En este contexto y con las tasas más elevadas de homicidios de todo el país, Rangel se propuso subir a la sierra. El motivo inicial era otro: agradecer al jefe de la droga local —no quiso dar detalles sobre el grupo delictivo— que hubiera restablecido el suministro de agua y energía en el pequeño municipio de Pueblo Viejo. Pero aprovechando aquella reunión, quiso poner sobre la mesa una tregua con los políticos locales: “Quise hablar con ellos para que no hubiera más asesinatos a candidatos y me prometieron que iban a evitar eso, que iban a dejar una elección libre para que lo que prevalezca sea la elección del pueblo”, comentó a la prensa el obispo unos días después de aquella charla.
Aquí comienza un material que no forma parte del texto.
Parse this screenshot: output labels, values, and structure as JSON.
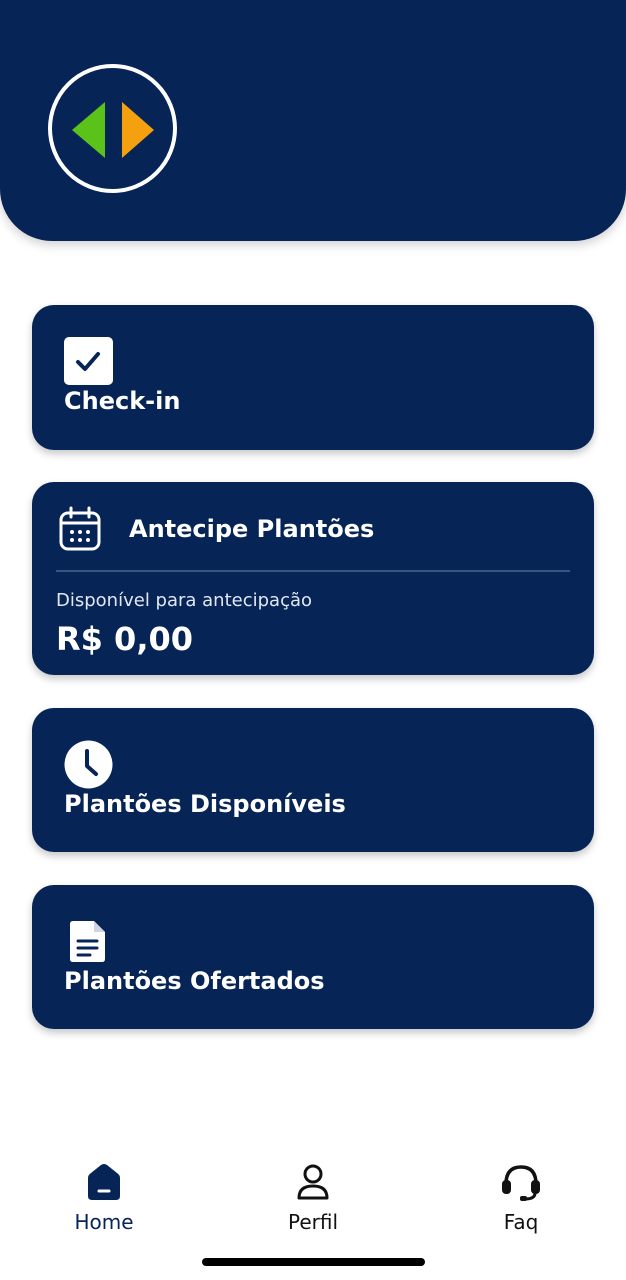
{
  "colors": {
    "brand_navy": "#062456",
    "logo_green": "#5bc21a",
    "logo_orange": "#f5a00e",
    "white": "#ffffff"
  },
  "header": {
    "logo_icon": "app-logo-arrows-icon"
  },
  "cards": {
    "checkin": {
      "title": "Check-in",
      "icon": "checkbox-icon"
    },
    "antecipe": {
      "title": "Antecipe Plantões",
      "icon": "calendar-icon",
      "subtitle": "Disponível para antecipação",
      "value": "R$ 0,00"
    },
    "disponiveis": {
      "title": "Plantões Disponíveis",
      "icon": "clock-icon"
    },
    "ofertados": {
      "title": "Plantões Ofertados",
      "icon": "document-icon"
    }
  },
  "nav": {
    "items": [
      {
        "label": "Home",
        "icon": "home-icon",
        "active": true
      },
      {
        "label": "Perfil",
        "icon": "user-icon",
        "active": false
      },
      {
        "label": "Faq",
        "icon": "headset-icon",
        "active": false
      }
    ]
  }
}
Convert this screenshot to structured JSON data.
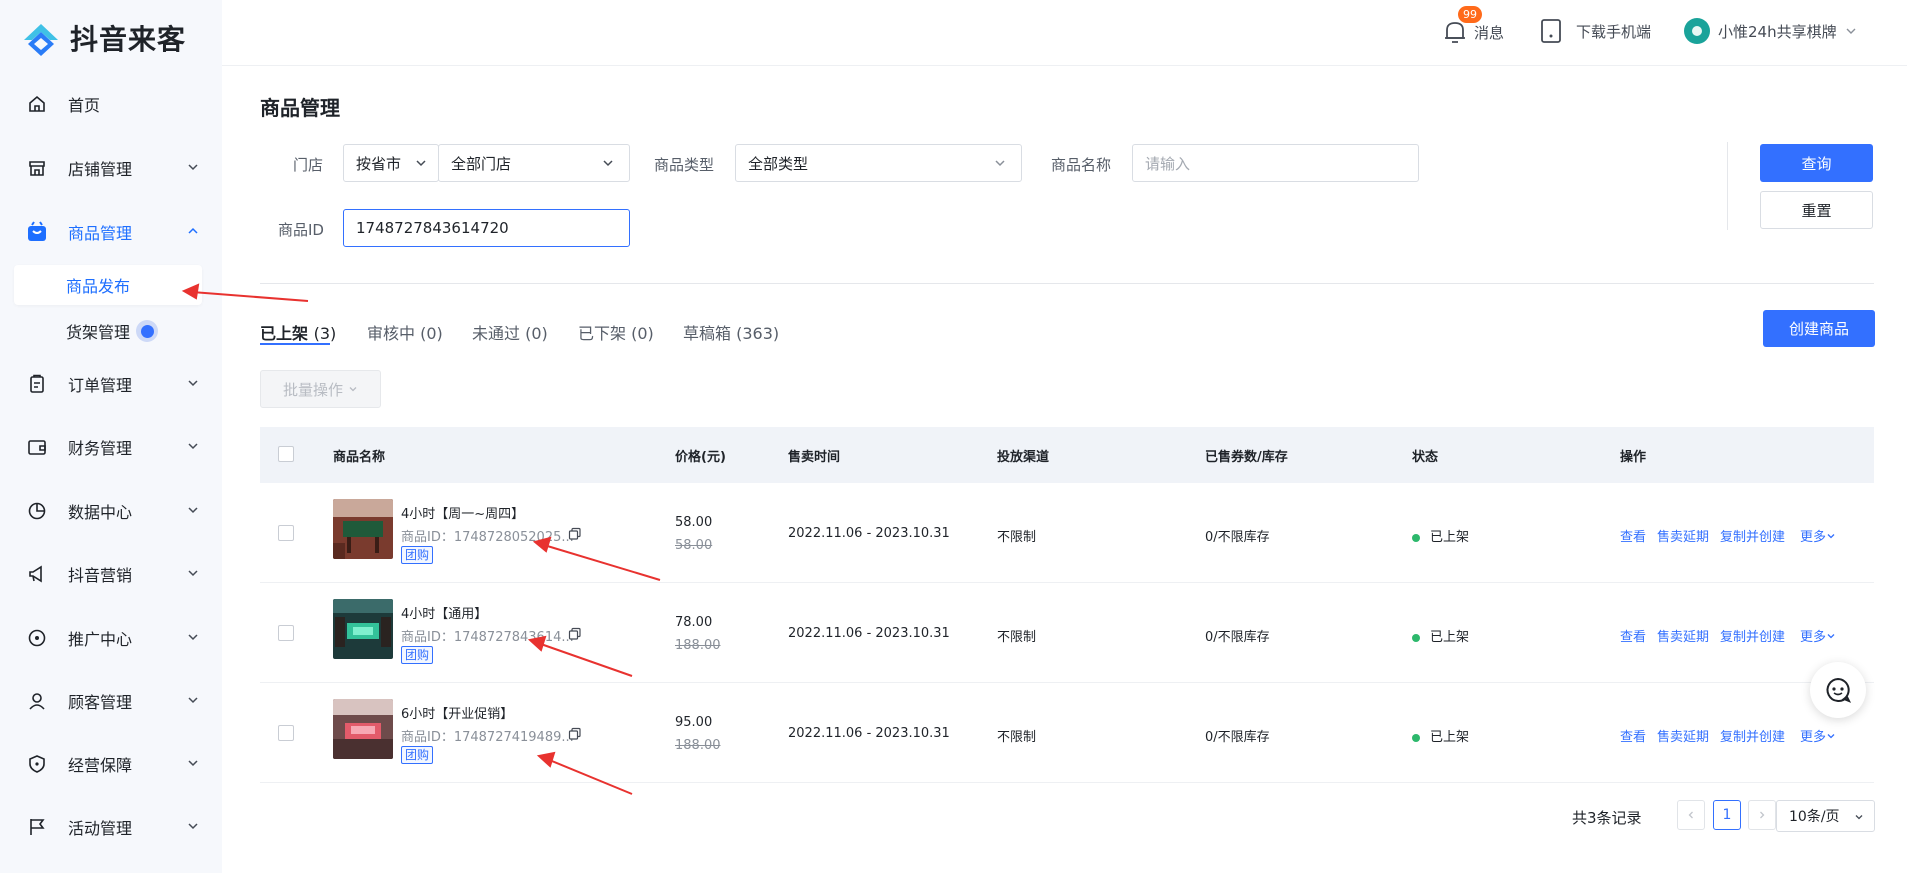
{
  "app": {
    "name": "抖音来客"
  },
  "header": {
    "messages_label": "消息",
    "messages_badge": "99",
    "download_label": "下载手机端",
    "user_name": "小惟24h共享棋牌"
  },
  "sidebar": {
    "items": [
      {
        "label": "首页",
        "icon": "home-icon"
      },
      {
        "label": "店铺管理",
        "icon": "store-icon"
      },
      {
        "label": "商品管理",
        "icon": "goods-icon"
      },
      {
        "label": "订单管理",
        "icon": "order-icon"
      },
      {
        "label": "财务管理",
        "icon": "wallet-icon"
      },
      {
        "label": "数据中心",
        "icon": "pie-chart-icon"
      },
      {
        "label": "抖音营销",
        "icon": "megaphone-icon"
      },
      {
        "label": "推广中心",
        "icon": "location-pin-icon"
      },
      {
        "label": "顾客管理",
        "icon": "user-icon"
      },
      {
        "label": "经营保障",
        "icon": "shield-icon"
      },
      {
        "label": "活动管理",
        "icon": "flag-icon"
      }
    ],
    "sub_items": [
      {
        "label": "商品发布"
      },
      {
        "label": "货架管理"
      }
    ]
  },
  "page": {
    "title": "商品管理"
  },
  "filters": {
    "store_label": "门店",
    "store_scope": "按省市",
    "store_value": "全部门店",
    "type_label": "商品类型",
    "type_value": "全部类型",
    "name_label": "商品名称",
    "name_placeholder": "请输入",
    "id_label": "商品ID",
    "id_value": "1748727843614720",
    "query_button": "查询",
    "reset_button": "重置"
  },
  "tabs": [
    {
      "label": "已上架",
      "count": "(3)"
    },
    {
      "label": "审核中",
      "count": "(0)"
    },
    {
      "label": "未通过",
      "count": "(0)"
    },
    {
      "label": "已下架",
      "count": "(0)"
    },
    {
      "label": "草稿箱",
      "count": "(363)"
    }
  ],
  "actions": {
    "create_button": "创建商品",
    "batch_button": "批量操作"
  },
  "table": {
    "columns": [
      "商品名称",
      "价格(元)",
      "售卖时间",
      "投放渠道",
      "已售券数/库存",
      "状态",
      "操作"
    ],
    "rows": [
      {
        "name": "4小时【周一~周四】",
        "id_text": "商品ID：1748728052025...",
        "tag": "团购",
        "price": "58.00",
        "price_orig": "58.00",
        "time": "2022.11.06 - 2023.10.31",
        "channel": "不限制",
        "stock": "0/不限库存",
        "status": "已上架"
      },
      {
        "name": "4小时【通用】",
        "id_text": "商品ID：1748727843614...",
        "tag": "团购",
        "price": "78.00",
        "price_orig": "188.00",
        "time": "2022.11.06 - 2023.10.31",
        "channel": "不限制",
        "stock": "0/不限库存",
        "status": "已上架"
      },
      {
        "name": "6小时【开业促销】",
        "id_text": "商品ID：1748727419489...",
        "tag": "团购",
        "price": "95.00",
        "price_orig": "188.00",
        "time": "2022.11.06 - 2023.10.31",
        "channel": "不限制",
        "stock": "0/不限库存",
        "status": "已上架"
      }
    ],
    "ops": {
      "view": "查看",
      "extend": "售卖延期",
      "copy": "复制并创建",
      "more": "更多"
    }
  },
  "pagination": {
    "total_text": "共3条记录",
    "current_page": "1",
    "page_size": "10条/页"
  },
  "colors": {
    "primary": "#3370ff",
    "status_green": "#2db86c",
    "annotation_red": "#e8322f"
  }
}
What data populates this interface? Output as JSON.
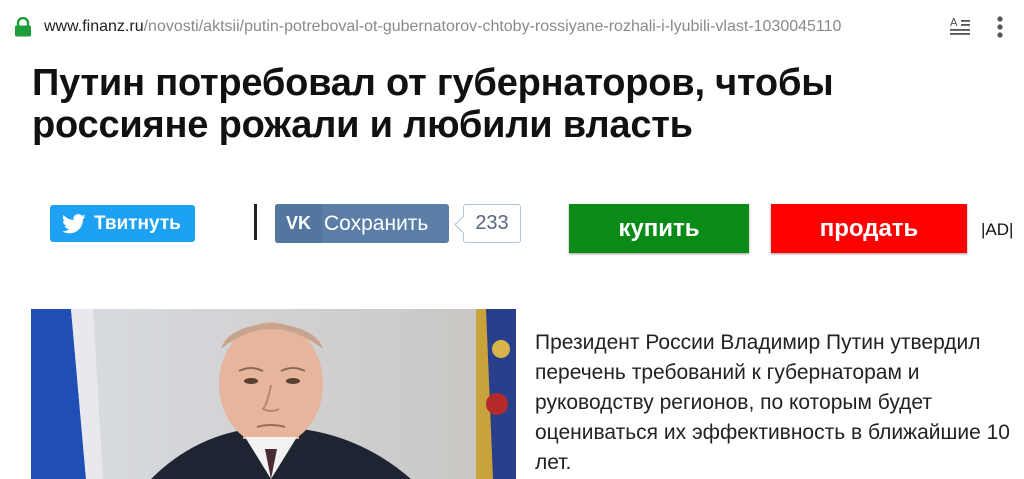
{
  "browser": {
    "url_host": "www.finanz.ru",
    "url_path": "/novosti/aktsii/putin-potreboval-ot-gubernatorov-chtoby-rossiyane-rozhali-i-lyubili-vlast-1030045110",
    "icons": [
      "lock-icon",
      "reader-mode-icon",
      "more-vert-icon"
    ]
  },
  "article": {
    "title": "Путин потребовал от губернаторов, чтобы россияне рожали и любили власть",
    "lead": "Президент России Владимир Путин утвердил перечень требований к губернаторам и руководству регионов, по которым будет оцениваться их эффективность в ближайшие 10 лет."
  },
  "share": {
    "twitter_label": "Твитнуть",
    "vk_icon_text": "VK",
    "vk_label": "Сохранить",
    "vk_count": "233"
  },
  "actions": {
    "buy_label": "купить",
    "sell_label": "продать",
    "ad_label": "|AD|"
  },
  "colors": {
    "twitter": "#1da1f2",
    "vk": "#5b7ea6",
    "buy": "#0a8a16",
    "sell": "#ff0000"
  }
}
A cambio de frenar la sangría de aspirantes, el narco le pidió al obispo algunas condiciones sospechosamente razonables: “Que ellos no utilizaran el dinero para comprar votos y que una vez que pasen las elecciones, los ganadores cumplan con sus compromisos”, explicaba Rangel a los medios de comunicación. “Lo que ellos piden es que haya un voto libre, razonado y secreto. Nada más”, añadió el sacerdote.
La relación de la diócesis de Chilpancingo con el narco ha provocado no pocas tensiones con las altas esferas de la Iglesia Católica mexicana e incluso con el Gobierno federal. La decisión del obispo Rangel de dialogar con los criminales en febrero después de que asesinaran a balazos a dos sacerdotes de su zona, irritó a sus jefes, que le presionaron para que se mantuviera al margen. Este sacerdote no sólo no obedeció sino que convirtió sus misas en mitines políticos, de donde el obispo salía coreado por los fieles que habían acudido al templo. “Me dijeron de parte del Gobierno que no hiciera más declaraciones. A ver quién aguanta más, ellos o yo”, llegó a declarar en una ceremonia en la Basílica de Guadalupe a principios de febrero ante miles de asistentes.
No por casualidad, en plena precampaña, el aspirante de la izquierda a la presidencia, Andrés Manuel López Obrador, eligió Guerrero como escenario para promulgar una de sus propuestas más polémicas: una amnistía a los capos de la droga. El padre Rangel se muestra en parte de acuerdo: “¿Que no vale la pena hacer cualquier cosa en favor de la paz? Claro que no puede ser algo general, pero si hay jefes de narcos que quieren cambiar de vida y obrar de manera distinta, creo que es positivo”, declaraba en una entrevista a este diario. “¿Quién es el narco en Guerrero? Es la gente. La mayoría de sacerdotes tratamos con ellos. Es imposible cerrar los ojos, todos nos conocemos”, sentenció el padre.
Asentado en aquella premisa, Rangel y los miembros de su diócesis siguen utilizando las sotanas para hacer de intermediarios entre el narco y la política local. La tregua que ha pactado el pasado viernes con los señores de la droga no cuenta, sin embargo, con más garantía que la palabra de un grupo criminal.